The Universe is Expanding

 

The Cosmological Redshift is a redshift caused by the expansion of space.

Because of this, once you are looking 'quite a long way away', everything in all directions is moving away from us. Things further away from us are moving faster away from us. On large scales, this is a sensible way to measure the distance.

 

The Doppler Effect

 

Stars, galaxies and quasars all emit energy that travels through space in the form of electromagnetic waves – from short x-ray wavelengths, through intermediate wavelengths we see as light, to longer radio wavelengths.

When a light source is moving away from us, the Doppler effect ‘reddens’ the light as we see it – it is shifted to longer wavelengths. One way of thinking of this is to imagine the light waves being 'stretched' as the retreating object pulls away. Red light (at one end of the visible spectrum) has longer wavelengths than blue light (at the other), and so the 'stretching' effect is described as a reddening.

 

A Distance Scale

 

We know the wavelength of spectral features when they are emitted, and so when we observe a distant object, we can measure just how much the wavelengths have been changed.

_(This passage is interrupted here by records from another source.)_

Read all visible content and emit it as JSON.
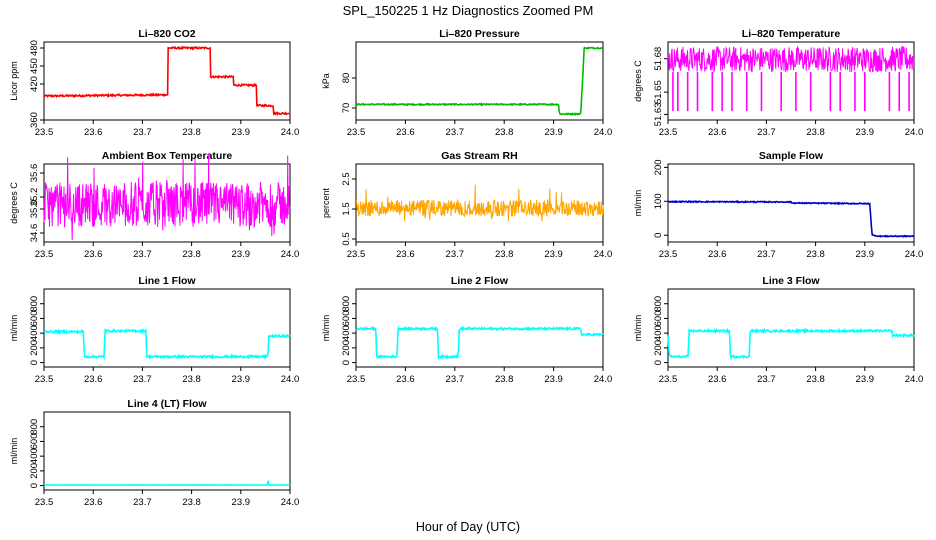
{
  "figure": {
    "title": "SPL_150225  1 Hz Diagnostics Zoomed PM",
    "xlabel": "Hour of Day (UTC)"
  },
  "chart_data": [
    {
      "type": "line",
      "title": "Li–820 CO2",
      "ylabel": "Licor ppm",
      "color": "#ff0000",
      "xlim": [
        23.5,
        24.0
      ],
      "ylim": [
        360,
        490
      ],
      "xticks": [
        "23.5",
        "23.6",
        "23.7",
        "23.8",
        "23.9",
        "24.0"
      ],
      "yticks": [
        {
          "v": 360,
          "label": "360"
        },
        {
          "v": 420,
          "label": "420"
        },
        {
          "v": 450,
          "label": "450"
        },
        {
          "v": 480,
          "label": "480"
        }
      ],
      "noise": 1.5,
      "series": [
        {
          "x": [
            23.5,
            23.752,
            23.752,
            23.838,
            23.838,
            23.885,
            23.885,
            23.932,
            23.932,
            23.967,
            23.967,
            24.0
          ],
          "y": [
            400,
            402,
            480,
            480,
            432,
            432,
            418,
            418,
            384,
            384,
            371,
            371
          ]
        }
      ]
    },
    {
      "type": "line",
      "title": "Li–820 Pressure",
      "ylabel": "kPa",
      "color": "#00bb00",
      "xlim": [
        23.5,
        24.0
      ],
      "ylim": [
        66,
        92
      ],
      "xticks": [
        "23.5",
        "23.6",
        "23.7",
        "23.8",
        "23.9",
        "24.0"
      ],
      "yticks": [
        {
          "v": 70,
          "label": "70"
        },
        {
          "v": 80,
          "label": "80"
        }
      ],
      "noise": 0.2,
      "series": [
        {
          "x": [
            23.5,
            23.83,
            23.91,
            23.912,
            23.955,
            23.962,
            23.985,
            24.0
          ],
          "y": [
            71.2,
            71.2,
            71.2,
            68.0,
            68.0,
            90.0,
            90.0,
            90.0
          ]
        }
      ]
    },
    {
      "type": "line",
      "title": "Li–820 Temperature",
      "ylabel": "degrees C",
      "color": "#ff00ff",
      "xlim": [
        23.5,
        24.0
      ],
      "ylim": [
        51.625,
        51.695
      ],
      "xticks": [
        "23.5",
        "23.6",
        "23.7",
        "23.8",
        "23.9",
        "24.0"
      ],
      "yticks": [
        {
          "v": 51.63,
          "label": "51.63"
        },
        {
          "v": 51.65,
          "label": "51.65"
        },
        {
          "v": 51.68,
          "label": "51.68"
        }
      ],
      "band": [
        51.668,
        51.691
      ],
      "spike_to": 51.633,
      "spike_x": [
        23.51,
        23.52,
        23.54,
        23.56,
        23.59,
        23.61,
        23.63,
        23.66,
        23.69,
        23.73,
        23.76,
        23.79,
        23.83,
        23.85,
        23.88,
        23.9,
        23.95,
        23.97,
        23.99
      ]
    },
    {
      "type": "line",
      "title": "Ambient Box Temperature",
      "ylabel": "degrees C",
      "color": "#ff00ff",
      "xlim": [
        23.5,
        24.0
      ],
      "ylim": [
        34.45,
        35.75
      ],
      "xticks": [
        "23.5",
        "23.6",
        "23.7",
        "23.8",
        "23.9",
        "24.0"
      ],
      "yticks": [
        {
          "v": 34.6,
          "label": "34.6"
        },
        {
          "v": 35.0,
          "label": "35.0"
        },
        {
          "v": 35.2,
          "label": "35.2"
        },
        {
          "v": 35.6,
          "label": "35.6"
        }
      ],
      "band": [
        34.7,
        35.45
      ],
      "noise": 0.3
    },
    {
      "type": "line",
      "title": "Gas Stream RH",
      "ylabel": "percent",
      "color": "#ffa500",
      "xlim": [
        23.5,
        24.0
      ],
      "ylim": [
        0.4,
        3.0
      ],
      "xticks": [
        "23.5",
        "23.6",
        "23.7",
        "23.8",
        "23.9",
        "24.0"
      ],
      "yticks": [
        {
          "v": 0.5,
          "label": "0.5"
        },
        {
          "v": 1.5,
          "label": "1.5"
        },
        {
          "v": 2.5,
          "label": "2.5"
        }
      ],
      "band": [
        1.25,
        1.8
      ],
      "noise": 0.3
    },
    {
      "type": "line",
      "title": "Sample Flow",
      "ylabel": "ml/min",
      "color": "#0000cc",
      "xlim": [
        23.5,
        24.0
      ],
      "ylim": [
        -20,
        210
      ],
      "xticks": [
        "23.5",
        "23.6",
        "23.7",
        "23.8",
        "23.9",
        "24.0"
      ],
      "yticks": [
        {
          "v": 0,
          "label": "0"
        },
        {
          "v": 100,
          "label": "100"
        },
        {
          "v": 200,
          "label": "200"
        }
      ],
      "noise": 1.5,
      "series": [
        {
          "x": [
            23.5,
            23.75,
            23.752,
            23.91,
            23.915,
            23.93,
            24.0
          ],
          "y": [
            99,
            98,
            95,
            93,
            0,
            -3,
            -3
          ]
        }
      ]
    },
    {
      "type": "line",
      "title": "Line 1 Flow",
      "ylabel": "ml/min",
      "color": "#00ffff",
      "xlim": [
        23.5,
        24.0
      ],
      "ylim": [
        -60,
        1000
      ],
      "xticks": [
        "23.5",
        "23.6",
        "23.7",
        "23.8",
        "23.9",
        "24.0"
      ],
      "yticks": [
        {
          "v": 0,
          "label": "0"
        },
        {
          "v": 200,
          "label": "200"
        },
        {
          "v": 400,
          "label": "400"
        },
        {
          "v": 600,
          "label": "600"
        },
        {
          "v": 800,
          "label": "800"
        }
      ],
      "noise": 14,
      "series": [
        {
          "x": [
            23.5,
            23.58,
            23.582,
            23.622,
            23.624,
            23.707,
            23.709,
            23.955,
            23.957,
            24.0
          ],
          "y": [
            420,
            420,
            80,
            80,
            430,
            430,
            80,
            80,
            360,
            360
          ]
        }
      ]
    },
    {
      "type": "line",
      "title": "Line 2 Flow",
      "ylabel": "ml/min",
      "color": "#00ffff",
      "xlim": [
        23.5,
        24.0
      ],
      "ylim": [
        -60,
        1000
      ],
      "xticks": [
        "23.5",
        "23.6",
        "23.7",
        "23.8",
        "23.9",
        "24.0"
      ],
      "yticks": [
        {
          "v": 0,
          "label": "0"
        },
        {
          "v": 200,
          "label": "200"
        },
        {
          "v": 400,
          "label": "400"
        },
        {
          "v": 600,
          "label": "600"
        },
        {
          "v": 800,
          "label": "800"
        }
      ],
      "noise": 14,
      "series": [
        {
          "x": [
            23.5,
            23.54,
            23.542,
            23.583,
            23.585,
            23.665,
            23.667,
            23.707,
            23.709,
            23.955,
            23.957,
            24.0
          ],
          "y": [
            460,
            460,
            80,
            80,
            460,
            460,
            80,
            80,
            460,
            460,
            380,
            380
          ]
        }
      ]
    },
    {
      "type": "line",
      "title": "Line 3 Flow",
      "ylabel": "ml/min",
      "color": "#00ffff",
      "xlim": [
        23.5,
        24.0
      ],
      "ylim": [
        -60,
        1000
      ],
      "xticks": [
        "23.5",
        "23.6",
        "23.7",
        "23.8",
        "23.9",
        "24.0"
      ],
      "yticks": [
        {
          "v": 0,
          "label": "0"
        },
        {
          "v": 200,
          "label": "200"
        },
        {
          "v": 400,
          "label": "400"
        },
        {
          "v": 600,
          "label": "600"
        },
        {
          "v": 800,
          "label": "800"
        }
      ],
      "noise": 14,
      "series": [
        {
          "x": [
            23.5,
            23.503,
            23.541,
            23.543,
            23.625,
            23.627,
            23.665,
            23.667,
            23.955,
            23.957,
            24.0
          ],
          "y": [
            380,
            80,
            80,
            430,
            430,
            80,
            80,
            430,
            430,
            370,
            370
          ]
        }
      ]
    },
    {
      "type": "line",
      "title": "Line 4 (LT) Flow",
      "ylabel": "ml/min",
      "color": "#00ffff",
      "xlim": [
        23.5,
        24.0
      ],
      "ylim": [
        -60,
        1000
      ],
      "xticks": [
        "23.5",
        "23.6",
        "23.7",
        "23.8",
        "23.9",
        "24.0"
      ],
      "yticks": [
        {
          "v": 0,
          "label": "0"
        },
        {
          "v": 200,
          "label": "200"
        },
        {
          "v": 400,
          "label": "400"
        },
        {
          "v": 600,
          "label": "600"
        },
        {
          "v": 800,
          "label": "800"
        }
      ],
      "noise": 2,
      "series": [
        {
          "x": [
            23.5,
            23.955,
            23.956,
            23.957,
            23.958,
            24.0
          ],
          "y": [
            8,
            8,
            110,
            10,
            8,
            8
          ]
        }
      ]
    }
  ]
}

If the observed wavelength is as much as double what we know it must have been when the light was emitted, this extreme redshift tells us that when the light was emitted, the universe was only half the size it is now. That's a long way away, and a long time ago.

 

z Defined

 

A quantifiable measure of redshift is the ratio of the wavelength of received light to the wavelength when it was emitted. For example, a distant galaxy may be emitting hydrogen light at the ultra-violet wavelength of 121.5 nanometers, but we may observe this emission at a wavelength of 607.5 nanometers – five times the emitted wavelength.  The ratio is thus 5.

'z' is that number, minus 1. In our example, subtract 1 from this ratio gives us 4 and so this distant galaxy has a redshift of 4.

 

How Far Can We See?

The most distant objects detected so far are galaxies with redshifts around z = 6. We believe the universe started with the ‘Big Bang’ about 15 billion years ago – we are seeing most of the way back to that.